Wenn Jogger zu Lobbyisten werden

TRIER. Zum internationalen Tag des Waldes hat Gundolf Bartmann, Leiter des Forstamts Trier, appelliert, den Wald besser zu schützen und ihm eine größere Wertschätzung zukommen zu lassen. Gerade die illegale Müllentsorgung sei "ein großes Ärgernis".

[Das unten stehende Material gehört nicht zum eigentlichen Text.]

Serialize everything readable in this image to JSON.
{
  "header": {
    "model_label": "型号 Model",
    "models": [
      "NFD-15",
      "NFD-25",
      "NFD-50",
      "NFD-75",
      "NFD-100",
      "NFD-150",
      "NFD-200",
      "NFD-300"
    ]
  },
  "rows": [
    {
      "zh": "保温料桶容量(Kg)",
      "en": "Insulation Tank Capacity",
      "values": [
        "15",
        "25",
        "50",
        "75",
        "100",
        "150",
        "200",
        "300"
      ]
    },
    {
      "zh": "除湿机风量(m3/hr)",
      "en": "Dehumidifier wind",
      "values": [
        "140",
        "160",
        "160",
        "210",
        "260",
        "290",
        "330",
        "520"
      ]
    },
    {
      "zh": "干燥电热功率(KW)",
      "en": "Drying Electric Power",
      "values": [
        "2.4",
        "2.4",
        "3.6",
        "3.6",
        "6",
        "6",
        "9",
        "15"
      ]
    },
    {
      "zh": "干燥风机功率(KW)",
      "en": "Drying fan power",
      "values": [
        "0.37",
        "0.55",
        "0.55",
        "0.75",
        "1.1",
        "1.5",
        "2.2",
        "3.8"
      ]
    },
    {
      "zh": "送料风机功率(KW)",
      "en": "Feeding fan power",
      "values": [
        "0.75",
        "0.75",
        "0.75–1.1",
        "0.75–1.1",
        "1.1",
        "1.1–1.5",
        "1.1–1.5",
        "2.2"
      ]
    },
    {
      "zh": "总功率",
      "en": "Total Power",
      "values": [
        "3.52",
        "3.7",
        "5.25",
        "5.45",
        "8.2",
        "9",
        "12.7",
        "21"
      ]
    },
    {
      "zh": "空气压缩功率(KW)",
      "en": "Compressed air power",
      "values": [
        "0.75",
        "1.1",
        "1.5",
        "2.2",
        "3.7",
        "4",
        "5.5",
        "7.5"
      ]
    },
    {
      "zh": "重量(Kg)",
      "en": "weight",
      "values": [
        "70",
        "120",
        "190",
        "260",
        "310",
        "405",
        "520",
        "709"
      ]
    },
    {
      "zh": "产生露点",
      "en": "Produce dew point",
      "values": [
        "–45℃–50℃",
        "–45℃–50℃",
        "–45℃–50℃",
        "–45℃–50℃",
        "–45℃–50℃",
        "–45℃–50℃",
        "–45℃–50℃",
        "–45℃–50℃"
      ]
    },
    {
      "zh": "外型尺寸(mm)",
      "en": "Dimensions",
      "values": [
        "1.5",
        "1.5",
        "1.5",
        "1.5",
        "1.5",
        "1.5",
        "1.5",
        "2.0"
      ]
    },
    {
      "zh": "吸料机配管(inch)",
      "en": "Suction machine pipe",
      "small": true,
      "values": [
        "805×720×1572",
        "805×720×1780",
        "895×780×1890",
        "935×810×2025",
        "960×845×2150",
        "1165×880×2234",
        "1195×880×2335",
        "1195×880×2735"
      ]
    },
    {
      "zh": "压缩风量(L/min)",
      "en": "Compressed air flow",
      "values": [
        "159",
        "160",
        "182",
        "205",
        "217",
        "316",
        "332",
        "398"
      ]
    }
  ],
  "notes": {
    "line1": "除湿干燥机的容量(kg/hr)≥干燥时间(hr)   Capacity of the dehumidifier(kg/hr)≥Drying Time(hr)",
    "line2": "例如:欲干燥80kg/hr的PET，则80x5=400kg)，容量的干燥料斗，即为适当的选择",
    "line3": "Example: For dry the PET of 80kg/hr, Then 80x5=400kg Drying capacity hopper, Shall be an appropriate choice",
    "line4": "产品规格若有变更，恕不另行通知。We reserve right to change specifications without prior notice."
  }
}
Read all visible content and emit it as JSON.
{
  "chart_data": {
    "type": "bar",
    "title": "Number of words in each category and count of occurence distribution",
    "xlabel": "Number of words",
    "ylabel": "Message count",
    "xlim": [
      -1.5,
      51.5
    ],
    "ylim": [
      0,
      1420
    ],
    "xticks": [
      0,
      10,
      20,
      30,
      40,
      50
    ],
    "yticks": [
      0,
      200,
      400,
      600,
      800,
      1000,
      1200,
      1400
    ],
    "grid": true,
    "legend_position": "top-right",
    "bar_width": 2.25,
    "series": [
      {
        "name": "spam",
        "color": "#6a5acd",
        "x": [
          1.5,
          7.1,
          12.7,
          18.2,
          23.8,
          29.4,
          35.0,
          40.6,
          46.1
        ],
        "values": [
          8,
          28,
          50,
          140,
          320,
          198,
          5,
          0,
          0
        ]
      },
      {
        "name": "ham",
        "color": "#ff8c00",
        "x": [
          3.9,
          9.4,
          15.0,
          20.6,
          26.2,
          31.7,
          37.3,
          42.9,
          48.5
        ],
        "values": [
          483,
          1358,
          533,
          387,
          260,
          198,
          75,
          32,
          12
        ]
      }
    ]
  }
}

Bartmann appelliert, sich über den Wald zu informieren. "Denn wer den Wald kennt, lernt ihn zu lieben und zu schützen." Der Besucher im Stadtwald sei keine Belastung für den Wald, sondern ein gern gesehener Gast. Denn er sei auch ein Lobbyist des Waldes. Überhaupt kann jeder Einzelne viel zum Schutz des Waldes beitragen. Wachsame Waldbesucher könnten helfen, die zunehmende illegale Entsorgung von Müll auf den kleinen Parkplätzen zu erschweren. "Diese Ablagerungen sind zum Teil sehr schlimm", sagt Bartmann. "Das bedarf der Aufmerksamkeit aller und einer unnachgiebigen Verfolgung." Aber auch in den trockenen Sommermonaten könnten aufmerksame Besucher die Waldbrandgefahr verringern.Weniger Holz gefällt als nachwächst

Das Forstamt Trier ist zuständig für rund 18 000 Hektar Wald in der Region Trier. Das Forstamt Trier und seine zwölf Forstreviere betreuen 35 überwiegend kommunale Forstbetriebe in der Region mit einem Holzvorrat von rund 3,5 Millionen Kubikmetern und einem Umsatz von drei Millionen Euro pro Jahr. Dank der waldorientierten Beschlüsse der Stadt- und Gemeinderäte werden pro Jahr 30 000 Kubikmeter Holz weniger gefällt als nachwächst. Der Wald leiste als CO2-Speicher einen bedeutenden Beitrag aktiver Verantwortung für kommende Generationen und zum Klimaschutz. Dies gelte im übrigen auch für alles verarbeitete und verbaute Holz in den vielfältigsten Verwendungen. "Das wird oft vergessen", sagt Bartmann. Dabei kommen auf den Wald zukünftig große Herausforderungen zu. Die zunehmenden Belastungen trockener und warmer Jahre sowie die anhaltende Schadstoffbelastung bereiten den 13 Förstern im Forstamt Sorge. So leiden zunehmend die Baumarten wie Fichten und Buchen, die Feuchte und Kühle lieben, unter den zunehmenen Hitze- und Dürreperioden. "Das kann man als Anzeichen eines Klimawandels ansehen", sagt Bartmann. Daher werde die Fichte nicht mehr in den Wäldern der Region angebaut. Auch die Schadstoffe in der Luft setzen dem Wald weiterhin zu. "Wir müssen aus Liebe zu unseren heimischen Wäldern alle Anstrengungen zur Energieeinsparung und zum Klimaschutz aktiv mittragen und heute und nicht erst morgen mit unserer Umsetzung beginnen", fordert Bartmann. Der aktuelle Bericht der Welternährungsorganisation FAO stellt fest, dass die Waldfläche weltweit knapp vier Milliarden Hektar beträgt und diese Fläche seit 1990 um drei Prozent, mithin 120 Millionen Hektar, geschrumpft ist.